Так что сними эту бл..., и не позорь меня!
Сейчас
- И как мы это будем делать? - Серхио недоверчиво разглядывает помещение.
Тесная подсобка - там и сям, как дреды из головы "растафари", торчат банки краски, лопаты и швабры. Но, главное, здесь есть розетка.
- Сейчас, - Тео выставляет на усилителе уровень частот. Средние на максимум, высокие и средние - на слух. - Попробуем сначала просто сыграть какую-нибудь известную песню.
- О! Давай эту, из "Сорвиголовы"? Знаешь? Там девка падает все куда-то, - оживляется Серхио. - Кстати, ты сам поешь?
- Нет, - Тео крутит глазами. - Я не умею. Так волнуюсь на сцене, что начинаю заикаться. Ладно, ты напой, я подберу.
Тео тянется к коробочке с медиаторами. Внутри записка, и в почерке до жути легко узнать руку Джины: "Китайские шарики :)".
Это их воспоминание, одно на двоих. Это ЕЕ прощальный поцелуй, ЕЕ прощальная улыбка.
Черно-белый визг.
Серхио начинает петь, а Тео подбирает ритмовую партию. Он изо всех оставшихся на донышке сил пытается не заплакать. Потому что Тео чудятся шарики в летнем небе. Желтые китайские шарики, которые улетают, чтобы никогда не вернуться.
Тео или в подсобке, или в сортирах - драет, играет и с замиранием ждет очередной выходки от Эда.
Тео не может не признаться себе, что боится. Эти скин-хеды могут избить его, изуродовать. Даже не думая о последствиях - как он проклятого Рона Уиллера.

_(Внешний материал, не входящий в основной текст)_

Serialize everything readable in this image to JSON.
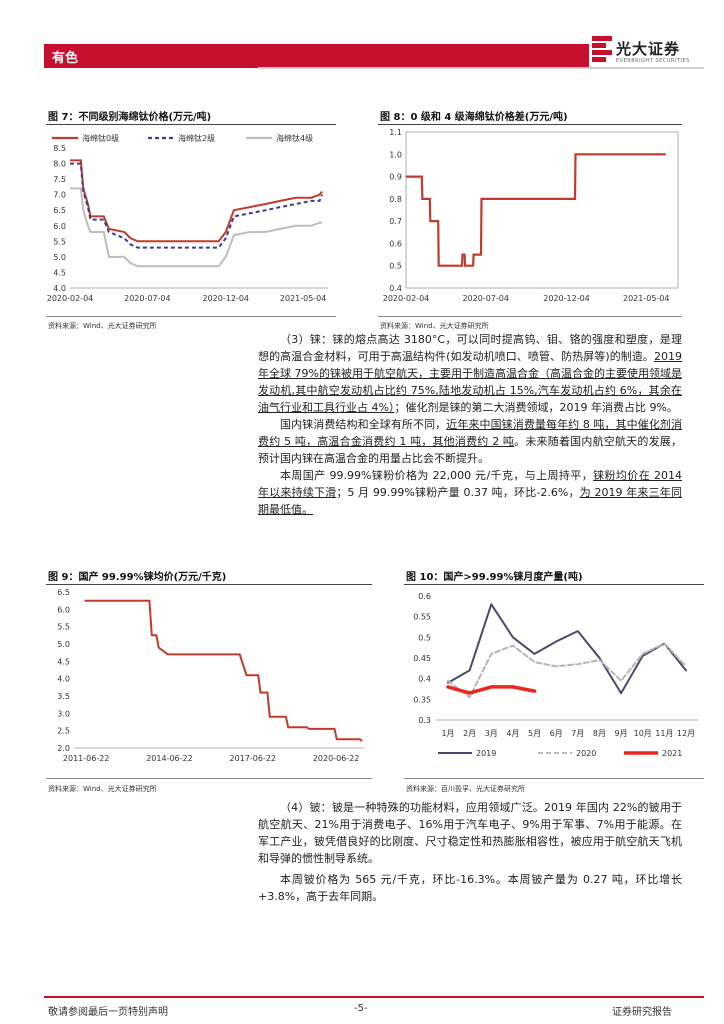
{
  "header": {
    "section": "有色",
    "logo_cn": "光大证券",
    "logo_en": "EVERBRIGHT SECURITIES"
  },
  "fig7": {
    "title": "图 7：不同级别海绵钛价格(万元/吨)",
    "source": "资料来源：Wind、光大证券研究所",
    "chart_data": {
      "type": "line",
      "x_ticks": [
        "2020-02-04",
        "2020-07-04",
        "2020-12-04",
        "2021-05-04"
      ],
      "y_ticks": [
        "4.0",
        "4.5",
        "5.0",
        "5.5",
        "6.0",
        "6.5",
        "7.0",
        "7.5",
        "8.0",
        "8.5"
      ],
      "ylim": [
        4.0,
        8.5
      ],
      "x": [
        "2020-02-04",
        "2020-02-25",
        "2020-03-01",
        "2020-03-10",
        "2020-03-15",
        "2020-04-10",
        "2020-04-20",
        "2020-05-20",
        "2020-06-01",
        "2020-06-15",
        "2020-07-04",
        "2020-08-15",
        "2020-09-15",
        "2020-10-15",
        "2020-11-20",
        "2020-12-04",
        "2020-12-20",
        "2021-01-20",
        "2021-02-20",
        "2021-03-20",
        "2021-04-20",
        "2021-05-20",
        "2021-06-05",
        "2021-06-10"
      ],
      "series": [
        {
          "name": "海绵钛0级",
          "color": "#c23b2a",
          "values": [
            8.1,
            8.1,
            7.2,
            6.7,
            6.3,
            6.3,
            5.9,
            5.8,
            5.6,
            5.5,
            5.5,
            5.5,
            5.5,
            5.5,
            5.5,
            5.8,
            6.5,
            6.6,
            6.7,
            6.8,
            6.9,
            6.9,
            7.0,
            7.1
          ]
        },
        {
          "name": "海绵钛2级",
          "color": "#3a3d8f",
          "values": [
            8.0,
            8.0,
            7.1,
            6.6,
            6.2,
            6.2,
            5.8,
            5.6,
            5.4,
            5.3,
            5.3,
            5.3,
            5.3,
            5.3,
            5.3,
            5.6,
            6.3,
            6.4,
            6.5,
            6.6,
            6.7,
            6.8,
            6.8,
            7.0
          ]
        },
        {
          "name": "海绵钛4级",
          "color": "#bdbdbd",
          "values": [
            7.2,
            7.2,
            6.5,
            6.0,
            5.8,
            5.8,
            5.0,
            5.0,
            4.8,
            4.7,
            4.7,
            4.7,
            4.7,
            4.7,
            4.7,
            5.0,
            5.7,
            5.8,
            5.8,
            5.9,
            6.0,
            6.0,
            6.1,
            6.1
          ]
        }
      ]
    }
  },
  "fig8": {
    "title": "图 8：0 级和 4 级海绵钛价格差(万元/吨)",
    "source": "资料来源：Wind、光大证券研究所",
    "chart_data": {
      "type": "line",
      "x_ticks": [
        "2020-02-04",
        "2020-07-04",
        "2020-12-04",
        "2021-05-04"
      ],
      "y_ticks": [
        "0.4",
        "0.5",
        "0.6",
        "0.7",
        "0.8",
        "0.9",
        "1.0",
        "1.1"
      ],
      "ylim": [
        0.4,
        1.1
      ],
      "x": [
        "2020-02-04",
        "2020-03-05",
        "2020-03-06",
        "2020-03-20",
        "2020-03-21",
        "2020-04-05",
        "2020-04-06",
        "2020-05-20",
        "2020-05-21",
        "2020-05-25",
        "2020-05-26",
        "2020-06-10",
        "2020-06-11",
        "2020-06-25",
        "2020-06-26",
        "2020-12-20",
        "2020-12-21",
        "2021-06-10"
      ],
      "series": [
        {
          "name": "价差",
          "color": "#c23b2a",
          "values": [
            0.9,
            0.9,
            0.8,
            0.8,
            0.7,
            0.7,
            0.5,
            0.5,
            0.55,
            0.55,
            0.5,
            0.5,
            0.55,
            0.55,
            0.8,
            0.8,
            1.0,
            1.0
          ]
        }
      ]
    }
  },
  "text1": {
    "p1_a": "（3）铼：铼的熔点高达 3180°C，可以同时提高钨、钼、铬的强度和塑度，是理想的高温合金材料，可用于高温结构件(如发动机喷口、喷管、防热屏等)的制造。",
    "p1_b": "2019 年全球 79%的铼被用于航空航天，主要用于制造高温合金（高温合金的主要使用领域是发动机,其中航空发动机占比约 75%,陆地发动机占 15%,汽车发动机占约 6%，其余在油气行业和工具行业占 4%）",
    "p1_c": "；催化剂是铼的第二大消费领域，2019 年消费占比 9%。",
    "p2_a": "国内铼消费结构和全球有所不同，",
    "p2_b": "近年来中国铼消费量每年约 8 吨，其中催化剂消费约 5 吨，高温合金消费约 1 吨，其他消费约 2 吨",
    "p2_c": "。未来随着国内航空航天的发展，预计国内铼在高温合金的用量占比会不断提升。",
    "p3_a": "本周国产 99.99%铼粉价格为 22,000 元/千克，与上周持平，",
    "p3_b": "铼粉均价在 2014 年以来持续下滑",
    "p3_c": "；5 月 99.99%铼粉产量 0.37 吨，环比-2.6%，",
    "p3_d": "为 2019 年来三年同期最低值。"
  },
  "fig9": {
    "title": "图 9：国产 99.99%铼均价(万元/千克)",
    "source": "资料来源：Wind、光大证券研究所",
    "chart_data": {
      "type": "line",
      "x_ticks": [
        "2011-06-22",
        "2014-06-22",
        "2017-06-22",
        "2020-06-22"
      ],
      "y_ticks": [
        "2.0",
        "2.5",
        "3.0",
        "3.5",
        "4.0",
        "4.5",
        "5.0",
        "5.5",
        "6.0",
        "6.5"
      ],
      "ylim": [
        2.0,
        6.5
      ],
      "x": [
        "2011-06",
        "2012-06",
        "2013-06",
        "2013-10",
        "2013-11",
        "2014-01",
        "2014-02",
        "2014-06",
        "2015-01",
        "2016-01",
        "2017-01",
        "2017-04",
        "2017-05",
        "2017-09",
        "2017-10",
        "2018-01",
        "2018-02",
        "2018-09",
        "2018-10",
        "2019-06",
        "2019-07",
        "2020-06",
        "2020-07",
        "2021-05",
        "2021-06"
      ],
      "series": [
        {
          "name": "铼均价",
          "color": "#c23b2a",
          "values": [
            6.25,
            6.25,
            6.25,
            6.25,
            5.25,
            5.25,
            4.9,
            4.7,
            4.7,
            4.7,
            4.7,
            4.1,
            4.1,
            4.1,
            3.6,
            3.6,
            2.9,
            2.9,
            2.6,
            2.6,
            2.55,
            2.55,
            2.25,
            2.25,
            2.2
          ]
        }
      ]
    }
  },
  "fig10": {
    "title": "图 10：国产>99.99%铼月度产量(吨)",
    "source": "资料来源：百川盈孚、光大证券研究所",
    "chart_data": {
      "type": "line",
      "categories": [
        "1月",
        "2月",
        "3月",
        "4月",
        "5月",
        "6月",
        "7月",
        "8月",
        "9月",
        "10月",
        "11月",
        "12月"
      ],
      "y_ticks": [
        "0.3",
        "0.35",
        "0.4",
        "0.45",
        "0.5",
        "0.55",
        "0.6"
      ],
      "ylim": [
        0.3,
        0.6
      ],
      "series": [
        {
          "name": "2019",
          "color": "#4a4a6a",
          "values": [
            0.39,
            0.42,
            0.58,
            0.5,
            0.46,
            0.49,
            0.515,
            0.45,
            0.365,
            0.455,
            0.485,
            0.42
          ]
        },
        {
          "name": "2020",
          "color": "#b5b5b5",
          "values": [
            0.395,
            0.355,
            0.46,
            0.48,
            0.44,
            0.43,
            0.435,
            0.445,
            0.395,
            0.46,
            0.485,
            0.43
          ]
        },
        {
          "name": "2021",
          "color": "#e8281e",
          "values": [
            0.38,
            0.365,
            0.38,
            0.38,
            0.37,
            null,
            null,
            null,
            null,
            null,
            null,
            null
          ]
        }
      ]
    }
  },
  "text2": {
    "p1": "（4）铍：铍是一种特殊的功能材料，应用领域广泛。2019 年国内 22%的铍用于航空航天、21%用于消费电子、16%用于汽车电子、9%用于军事、7%用于能源。在军工产业，铍凭借良好的比刚度、尺寸稳定性和热膨胀相容性，被应用于航空航天飞机和导弹的惯性制导系统。",
    "p2": "本周铍价格为 565 元/千克，环比-16.3%。本周铍产量为 0.27 吨，环比增长+3.8%，高于去年同期。"
  },
  "footer": {
    "left": "敬请参阅最后一页特别声明",
    "center": "-5-",
    "right": "证券研究报告"
  },
  "colors": {
    "brand": "#c8102e"
  }
}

- Серхио, ты помнишь, нам нужна ритм-секция.
- Ударник?
- Да! Есть идеи, кто тут может им стать?
Качки, наркоманы, "белая раса", негры, которые большую часть времени, как и скины, делали вид, что не замечают заклятых врагов.
- Реперы-битбоксеры - у них же хорошее чувство ритма!
- Ты куда? Не вздумай к ним идти! Тео!
Естественно, негры посылают его к черту.
Неувязочка.
- Мне кажется, ты забыл Рона, - слова Эда звучат как утверждение.
- Я не буду платить!
- Ты же понимаешь, что, если не мне, то заплатят другому. А он не будет так великодушен.
- У меня нет денег. Я уже сказал, что не буду платить... Я буду драться с тобой!
- Че? - ржут в толпе.
- "Что", тупая скотина! - сплевывает Эд. - Сколько раз говорить! "Че" говорят только ниггеры!
Вдруг скин шагает к Тео и бьет того под дых:
- Драться будешь, ублюдок?!
Ответить Тео не может - он судорожно разевает рот и пытается вдохнуть, будто выброшенная на берег рыба.
- Не слышу ответа!
Тео уже сам ни черта не слышит - только видит колено, а потом удар швыряет голову назад, куда-то между койками и стеной.
- Так что ты молчишь? А? Вспомнил Рона? Вспомнил?
Еще один тычок - по ребрам. Другой: в боку хрустит, и остатки дыхания приносят новую боль.
Тео пытается подняться, но ботинок Эда падает на его левую руку: ломает и дробит кости, выворачивает суставы.
Удары, удары - по голове, ребрам, рукам, снова и снова.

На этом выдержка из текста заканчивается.